| (Foto: Hector Vivas - FIFA/FIFA via Getty Images) |
O árbitro Omar Abdulkadir Artan, da Somália, impedido de entrar nos Estados Unidos pela imigração dos Estados Unidos, deu uma forte entrevista nesta terça-feira em que acusa o governo norte-americano de preconceito. Ele seria o primeiro somali a apitar em uma Copa do Mundo.
"Acho que eles têm um problema com o meu país", afirmou, em entrevista ao jornal NY Times.
- Estou muito, muito desapontado. Eu tinha a documentação correta e tudo mais. Tinha o visto certo - disse Artan, que já está em Istambul, cidade para onde foi levado após ter sua entrada negada.

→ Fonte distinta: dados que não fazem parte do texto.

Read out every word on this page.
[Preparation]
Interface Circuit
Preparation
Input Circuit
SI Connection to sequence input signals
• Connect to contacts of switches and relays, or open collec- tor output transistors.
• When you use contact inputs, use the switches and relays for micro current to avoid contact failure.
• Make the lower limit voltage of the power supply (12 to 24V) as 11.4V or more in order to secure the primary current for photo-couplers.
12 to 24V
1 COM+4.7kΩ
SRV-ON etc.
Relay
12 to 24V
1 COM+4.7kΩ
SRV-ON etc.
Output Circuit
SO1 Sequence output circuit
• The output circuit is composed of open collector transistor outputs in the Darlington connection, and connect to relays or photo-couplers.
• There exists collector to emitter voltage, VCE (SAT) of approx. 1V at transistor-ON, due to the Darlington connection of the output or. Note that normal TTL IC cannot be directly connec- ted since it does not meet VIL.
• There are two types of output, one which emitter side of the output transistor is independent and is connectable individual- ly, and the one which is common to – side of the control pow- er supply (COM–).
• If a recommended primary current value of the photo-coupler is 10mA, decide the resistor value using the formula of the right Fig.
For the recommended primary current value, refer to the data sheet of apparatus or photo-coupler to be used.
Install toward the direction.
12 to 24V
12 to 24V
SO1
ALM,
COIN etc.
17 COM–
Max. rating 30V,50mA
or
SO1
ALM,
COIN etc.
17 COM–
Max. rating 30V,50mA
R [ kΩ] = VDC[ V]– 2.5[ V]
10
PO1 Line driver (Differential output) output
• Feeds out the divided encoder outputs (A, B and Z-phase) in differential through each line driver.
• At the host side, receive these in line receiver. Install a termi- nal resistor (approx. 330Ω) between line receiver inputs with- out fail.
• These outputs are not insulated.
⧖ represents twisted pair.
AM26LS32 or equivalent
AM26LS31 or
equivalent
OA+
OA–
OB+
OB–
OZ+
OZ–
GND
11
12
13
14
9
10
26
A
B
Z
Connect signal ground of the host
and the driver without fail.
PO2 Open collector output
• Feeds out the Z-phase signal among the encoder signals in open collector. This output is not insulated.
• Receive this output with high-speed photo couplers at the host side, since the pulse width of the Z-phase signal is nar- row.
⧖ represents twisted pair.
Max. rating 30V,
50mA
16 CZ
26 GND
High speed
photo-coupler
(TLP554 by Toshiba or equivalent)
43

Artan explicou à reportagem do NY Times que a entrevista de imigração durou 11 horas e que, após ter o visto negado, foi levado para uma cela separada, onde permaneceu detido por mais algumas horas antes de ser colocado em um voo de volta para a Turquia. O árbitro disse que as autoridades não lhe deram nenhuma justificativa para a recusa de entrada.
De acordo com a imigração dos Estados Unidos, o árbitro "foi considerado inadmissível devido a preocupações com a verificação de antecedentes e teve sua entrada negada".
Um dos melhores árbitros africanos
Artan era um dos 52 árbitros selecionados pela Fifa para apitar na Copa do Mundo - apontado como um dos principais dos sete juízes africanos.
Aos 34 anos, ele apitou a final entre Pyramids FC e Mamelodi Sundowns pela Champions League Africana do ano passado. O somali foi eleito árbitro do ano de 2025 pela Confederação Africana de Futebol.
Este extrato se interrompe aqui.